The move draws attention the way in which the industry is changing. Netflix and other VOD platforms such as Amazon see themselves as being not just VOD platforms but now increasingly as the creators and providers of such content on an exclusive basis. The battle lines are increasingly being drawn in the distribution industry around the control of content. Cable giants such as HBO and AMC are retaining their own content for their online platforms as a way to attract traffic whilst VOD are commissioning content on an exclusive basis. Essentially, he who controls the content controls the market.

The decision not to renew the Epix deal also highliMockingjayghts the way in which the traditional film distribution window is being disrupted. Traditional studio licensing meant that it often takes more than a year before consumers can watch a theatrically released movie whenever and however they wanted, whether it’s on TV, online or on Pay-Per-View TV. This distribution chain is changing as VOD platforms acquire rights to movies and, in some cases, acquiring them simultaneously with theaters. However, this has the potential to create significant channel conflict in the distribution industry so it will be interesting to see how the studios, distributors and sales agents react to Netflix’s aggressive approach.

The VOD platforms, especially Netflix, also benefit from having access to huge volumes of user data so they are able to understand what kind of content will or will not appeal to their users. This allows them to make far more sophisticated and less risky acquisition decisions. It’s likely that in the long-term this could affect how TV shows and even films are commissioned as the value of such data in the decision making process becomes more crucial.

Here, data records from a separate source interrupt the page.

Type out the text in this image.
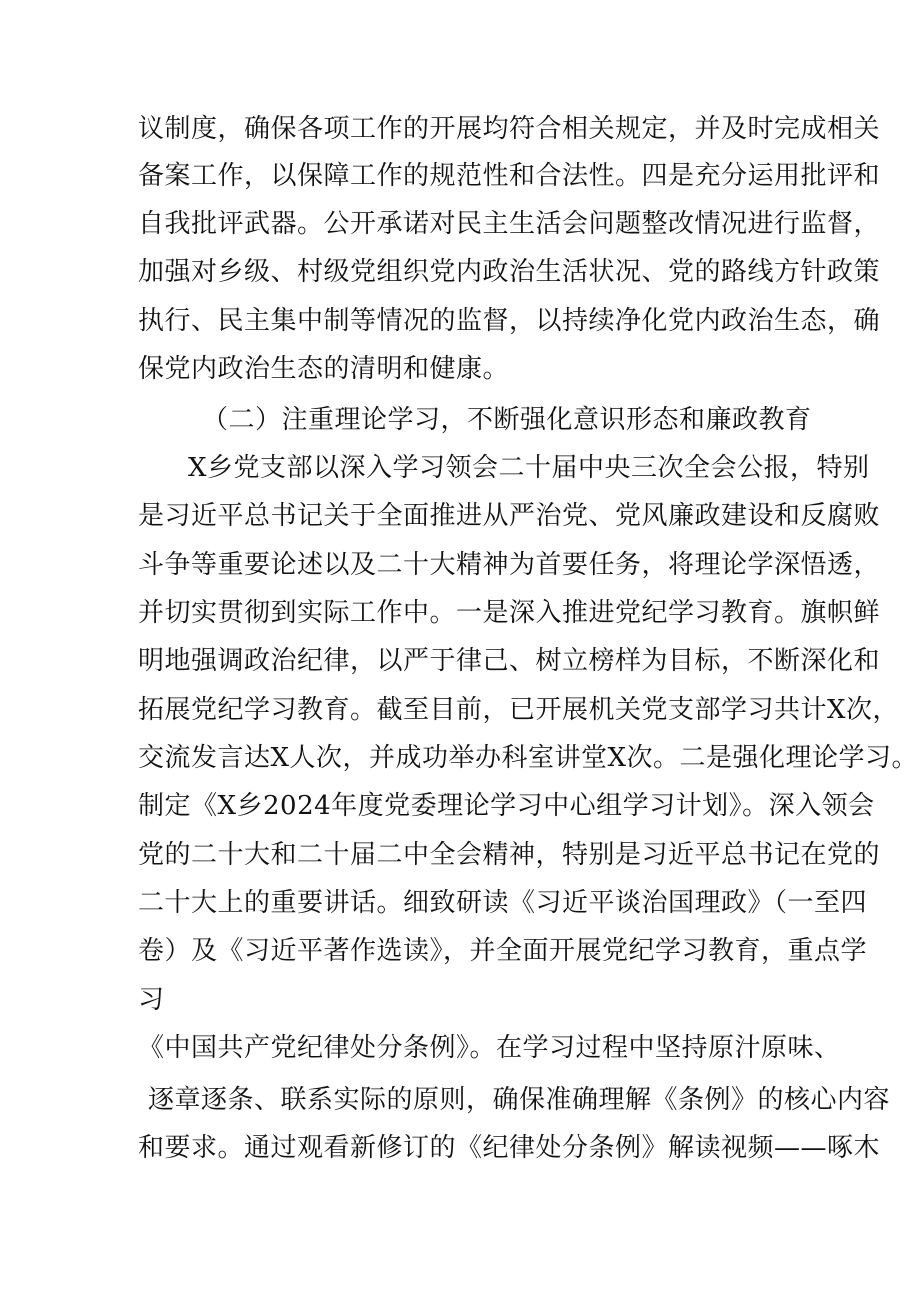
议制度，确保各项工作的开展均符合相关规定，并及时完成相关
备案工作，以保障工作的规范性和合法性。四是充分运用批评和
自我批评武器。公开承诺对民主生活会问题整改情况进行监督，
加强对乡级、村级党组织党内政治生活状况、党的路线方针政策
执行、民主集中制等情况的监督，以持续净化党内政治生态，确
保党内政治生态的清明和健康。
（二）注重理论学习，不断强化意识形态和廉政教育
X乡党支部以深入学习领会二十届中央三次全会公报，特别
是习近平总书记关于全面推进从严治党、党风廉政建设和反腐败
斗争等重要论述以及二十大精神为首要任务，将理论学深悟透，
并切实贯彻到实际工作中。一是深入推进党纪学习教育。旗帜鲜
明地强调政治纪律，以严于律己、树立榜样为目标，不断深化和
拓展党纪学习教育。截至目前，已开展机关党支部学习共计X次，
交流发言达X人次，并成功举办科室讲堂X次。二是强化理论学习。
制定《X乡2024年度党委理论学习中心组学习计划》。深入领会
党的二十大和二十届二中全会精神，特别是习近平总书记在党的
二十大上的重要讲话。细致研读《习近平谈治国理政》（一至四
卷）及《习近平著作选读》，并全面开展党纪学习教育，重点学
习
《中国共产党纪律处分条例》。在学习过程中坚持原汁原味、
逐章逐条、联系实际的原则，确保准确理解《条例》的核心内容
和要求。通过观看新修订的《纪律处分条例》解读视频——啄木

It’s becoming a new norm for VOD channels to vie for market dominance through strategic disruption of traditional distribution windows and through the curation of original content. In shedding some of its most popular second-hand sellers, Netflix seems to be mirroring FilmDoo’s own ideology of standing out by offering a refined selection that emphasises quality over quantity. Their latest announcement marks a significant power shift in favour of VOD and cable platforms.